Griffith Review 60 by Julianne Schultz

Griffith Review 60 by Julianne Schultz

Author:Julianne Schultz
Language: eng
Format: epub
Publisher: The Text Publishing Company
Published: 2018-04-06T05:25:03+00:00


ESSAY

Lost opportunities

Prospects for a treaty

Ciaran O’Faircheallaigh

GRIFFITH REVIEW IS not, according to its ‘Writers’ Guidelines’, an ‘academic journal’. This leads me to pause and consider how I can establish what I want to be the starting point for this essay, which is that Australia cannot ‘make peace and firmer ground for laws, policies and outcomes that improve Indigenous and non-Indigenous life’ unless it accepts the need for Indigenous peoples to exercise a high degree of autonomy and govern their own affairs.

As an academic, my normal approach would be to provide numerous citations to the growing body of long-term economic research from the United States, Canada and Australia that provides definitive evidence for the link between political autonomy and Indigenous economic development. I would cite an equally impressive body of evidence from these countries and from New Zealand which demonstrates that health, education, housing and other public services are much more effective in ‘improving Indigenous life’ when they are designed and delivered by Indigenous people themselves. Finally, to complete the trifecta, I would refer to the large body of evidence which shows that unilateral policy interventions by non-Indigenous governments rarely improve Indigenous lives, and that where they do, the impact is short-term, and is followed by debilitating effects on Indigenous capacity and confidence.

These findings should not come as a surprise. In relation to public services, Indigenous and non-Indigenous cultures, values, priorities and ‘ways of working’ differ markedly, and non-Indigenous politicians and bureaucrats in Australia have limited understanding of the Indigenous sphere. This latter point is documented in relation to the Australian Public Service, for example, by the Aboriginal scholar Steven Larkin in his doctoral thesis, Race Matters: Indigenous Employment in the Australian Public Service. Drawing on interviews with non-Indigenous senior executive service officers working in Indigenous policy, Larkin shows that their cultural competence is seriously deficient and, underlying this, that they regard white knowledge, organisation and modes of operating as inherently superior to Indigenous ones. This is hardly a promising basis for the design and delivery of effective Indigenous policy.
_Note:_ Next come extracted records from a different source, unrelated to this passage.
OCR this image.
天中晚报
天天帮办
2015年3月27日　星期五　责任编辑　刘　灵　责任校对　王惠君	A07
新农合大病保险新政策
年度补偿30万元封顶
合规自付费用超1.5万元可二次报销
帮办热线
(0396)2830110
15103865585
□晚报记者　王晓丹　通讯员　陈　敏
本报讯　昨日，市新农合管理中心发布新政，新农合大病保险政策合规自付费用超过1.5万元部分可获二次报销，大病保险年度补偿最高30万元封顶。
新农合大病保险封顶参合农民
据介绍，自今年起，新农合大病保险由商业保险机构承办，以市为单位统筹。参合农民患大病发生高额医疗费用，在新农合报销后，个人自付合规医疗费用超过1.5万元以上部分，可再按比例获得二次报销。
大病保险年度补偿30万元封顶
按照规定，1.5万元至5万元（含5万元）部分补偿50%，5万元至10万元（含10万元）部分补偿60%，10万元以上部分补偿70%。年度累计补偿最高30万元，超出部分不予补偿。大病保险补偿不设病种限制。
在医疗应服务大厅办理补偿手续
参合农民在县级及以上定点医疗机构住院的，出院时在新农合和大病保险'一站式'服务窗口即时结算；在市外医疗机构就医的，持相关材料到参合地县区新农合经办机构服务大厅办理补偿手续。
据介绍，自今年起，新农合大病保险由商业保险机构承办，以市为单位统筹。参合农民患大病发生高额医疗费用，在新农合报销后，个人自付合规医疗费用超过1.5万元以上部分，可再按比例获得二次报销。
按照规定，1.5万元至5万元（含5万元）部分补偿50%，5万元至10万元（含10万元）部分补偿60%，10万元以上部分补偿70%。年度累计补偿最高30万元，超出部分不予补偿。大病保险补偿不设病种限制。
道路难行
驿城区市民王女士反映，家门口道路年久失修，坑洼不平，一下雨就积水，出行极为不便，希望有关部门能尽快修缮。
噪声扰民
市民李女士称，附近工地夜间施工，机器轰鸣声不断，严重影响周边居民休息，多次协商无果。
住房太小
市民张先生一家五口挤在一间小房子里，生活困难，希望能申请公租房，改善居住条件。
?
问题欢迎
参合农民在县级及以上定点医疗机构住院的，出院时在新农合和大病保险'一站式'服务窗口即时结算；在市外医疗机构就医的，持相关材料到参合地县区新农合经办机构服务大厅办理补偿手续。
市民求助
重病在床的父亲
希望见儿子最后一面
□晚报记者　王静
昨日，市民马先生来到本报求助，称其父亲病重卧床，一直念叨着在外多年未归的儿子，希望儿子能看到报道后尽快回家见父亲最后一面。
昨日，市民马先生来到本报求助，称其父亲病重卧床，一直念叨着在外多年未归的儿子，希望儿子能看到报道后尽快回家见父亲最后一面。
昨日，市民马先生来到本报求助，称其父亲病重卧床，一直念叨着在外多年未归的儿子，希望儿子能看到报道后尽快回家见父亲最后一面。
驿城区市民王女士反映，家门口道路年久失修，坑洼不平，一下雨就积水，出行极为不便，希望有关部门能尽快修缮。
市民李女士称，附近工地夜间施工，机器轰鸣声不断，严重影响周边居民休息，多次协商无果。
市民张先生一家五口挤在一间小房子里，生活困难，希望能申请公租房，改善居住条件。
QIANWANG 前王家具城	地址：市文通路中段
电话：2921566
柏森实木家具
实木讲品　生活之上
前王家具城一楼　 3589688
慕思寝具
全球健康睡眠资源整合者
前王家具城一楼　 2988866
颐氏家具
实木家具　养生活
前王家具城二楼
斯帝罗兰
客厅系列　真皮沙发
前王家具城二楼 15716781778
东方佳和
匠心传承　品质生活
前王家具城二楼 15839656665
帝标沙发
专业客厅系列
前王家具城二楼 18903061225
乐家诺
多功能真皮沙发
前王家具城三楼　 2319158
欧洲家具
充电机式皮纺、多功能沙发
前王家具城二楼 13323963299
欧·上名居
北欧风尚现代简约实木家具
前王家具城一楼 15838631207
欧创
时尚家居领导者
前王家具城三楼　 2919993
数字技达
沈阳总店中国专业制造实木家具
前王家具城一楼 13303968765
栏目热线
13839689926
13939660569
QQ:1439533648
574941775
The link between Indigenous autonomy and economic achievement is also unsurprising. Economic success requires the ability to grasp economic opportunity when it arises, and to take the risks that are inherent in all economic ventures capable of generating a substantial return. Both require autonomy from stultifying bureaucracies of the type that have historically governed Indigenous affairs in settler societies. For Indigenous peoples, economic success also requires a capacity to reconcile the demands of the market with those of culture, requiring an intimate understanding of the latter and the constraints and opportunities it creates. Finally, the existence of economic opportunity gives rise to conflicts between Indigenous and non-Indigenous interests. If Indigenous peoples cannot exercise the autonomy to pursue their own interests, non-Indigenous interests will inevitably prevail. All of these circumstances help to explain why Native American tribes that remained outside the jurisdiction of the Federal Bureau of Indian Affairs after 1934 enjoyed, over a period of seventy-five years, growth in per capita incomes half as great again as tribes that remained under the Federal Bureau’s influence.